Un crimen


Se interpuso en su agonía. Se le encaró y con su dedo amenazador golpeó su pecho una y otra vez, mientras le decía: “Mira, morro, te vas a subir al puente y cuando te encuentres a unos güerillos de tu edad les gritas en su jeta: ‘Puta, ya te cargó la chingada’”. Hubo una distorsión de realidad en Pablo; una incógnita que desplegó varias posibilidades acerca de que era el hombre equivocado, y ante esta expresión, que se disgregó alrededor de su boca y ojos, el amenazador le respondió: “Ya te la sabes, morro, si te rajas puede que tu jefecita del segundo piso de este hospital no salga entera. Así que mueve las nalgas”.
Pávido, con el gorgoteo del corazón moviendo todo su cuerpo y mirando a todas direcciones Pablo meneó débilmente su cabeza y tartamudeó alguna frase incomprensible. El amenazador reiteró el sufragio y las exactas palabras “Puta, ya te cargó la chingada” y se fue con la promesa de vigilar cada acto.
Distintas tretas se le incrustaron a Pablo para zafarse de la maña. No conocía al amenazador. Se preguntaba qué tan certera podría ser la muerte de su madre si delataba el gesto de intimidación con la seguridad del hospital; se remangaba con insistencia que el poder era don del amenazador y que no tenía que hacer otra cosa que la de gritar unas cuantas palabras y tomar la huida. Entonces puso la vida de su madre encima de todo y salió del hospital.
Subió los primeros peldaños del puente y miró hacia atrás la cara del amenazador subrayando su intersticio de animal. En escalones superiores oyó el rugir, no tan lejano, de unas patrullas.
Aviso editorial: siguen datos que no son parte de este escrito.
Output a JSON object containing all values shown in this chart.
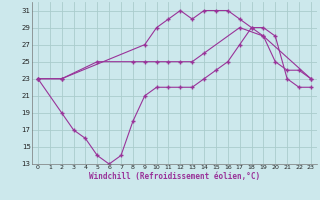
{
  "xlabel": "Windchill (Refroidissement éolien,°C)",
  "background_color": "#cce8ec",
  "grid_color": "#aacccc",
  "line_color": "#993399",
  "xlim": [
    -0.5,
    23.5
  ],
  "ylim": [
    13,
    32
  ],
  "yticks": [
    13,
    15,
    17,
    19,
    21,
    23,
    25,
    27,
    29,
    31
  ],
  "xticks": [
    0,
    1,
    2,
    3,
    4,
    5,
    6,
    7,
    8,
    9,
    10,
    11,
    12,
    13,
    14,
    15,
    16,
    17,
    18,
    19,
    20,
    21,
    22,
    23
  ],
  "series": [
    {
      "x": [
        0,
        2,
        9,
        10,
        11,
        12,
        13,
        14,
        15,
        16,
        17,
        18,
        19,
        23
      ],
      "y": [
        23,
        23,
        27,
        29,
        30,
        31,
        30,
        31,
        31,
        31,
        30,
        29,
        28,
        23
      ]
    },
    {
      "x": [
        0,
        2,
        5,
        8,
        9,
        10,
        11,
        12,
        13,
        14,
        17,
        19,
        20,
        21,
        22,
        23
      ],
      "y": [
        23,
        23,
        25,
        25,
        25,
        25,
        25,
        25,
        25,
        26,
        29,
        28,
        25,
        24,
        24,
        23
      ]
    },
    {
      "x": [
        0,
        2,
        3,
        4,
        5,
        6,
        7,
        8,
        9,
        10,
        11,
        12,
        13,
        14,
        15,
        16,
        17,
        18,
        19,
        20,
        21,
        22,
        23
      ],
      "y": [
        23,
        19,
        17,
        16,
        14,
        13,
        14,
        18,
        21,
        22,
        22,
        22,
        22,
        23,
        24,
        25,
        27,
        29,
        29,
        28,
        23,
        22,
        22
      ]
    }
  ]
}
Ya en el puente un ardor moribundo resquebrajó la paz en el instante que divisó a unos adolescentes de tez clara: con sus cuerpos a pecho y formando un círculo presintieron a Pablo.
Él cesó su búsqueda, y el adagio resonó en las horas nocturnas. Gritó impaciente, con una voz escuálida: “¡Puta, ya te cargó la chingada!”. Al momento los güeros se disolvieron fugazmente. Pablo se echó hacia atrás y levantó sus brazos y unas manos llenas de temblores y sudor. La poca iluminación de la avenida le permitió contemplar sobre el suelo a una mujer con las vestiduras rasgadas y el cuerpo envuelto por manchas de sangre y moretones, y bajo el puente a un puñado de patrullas apuntándole con armas.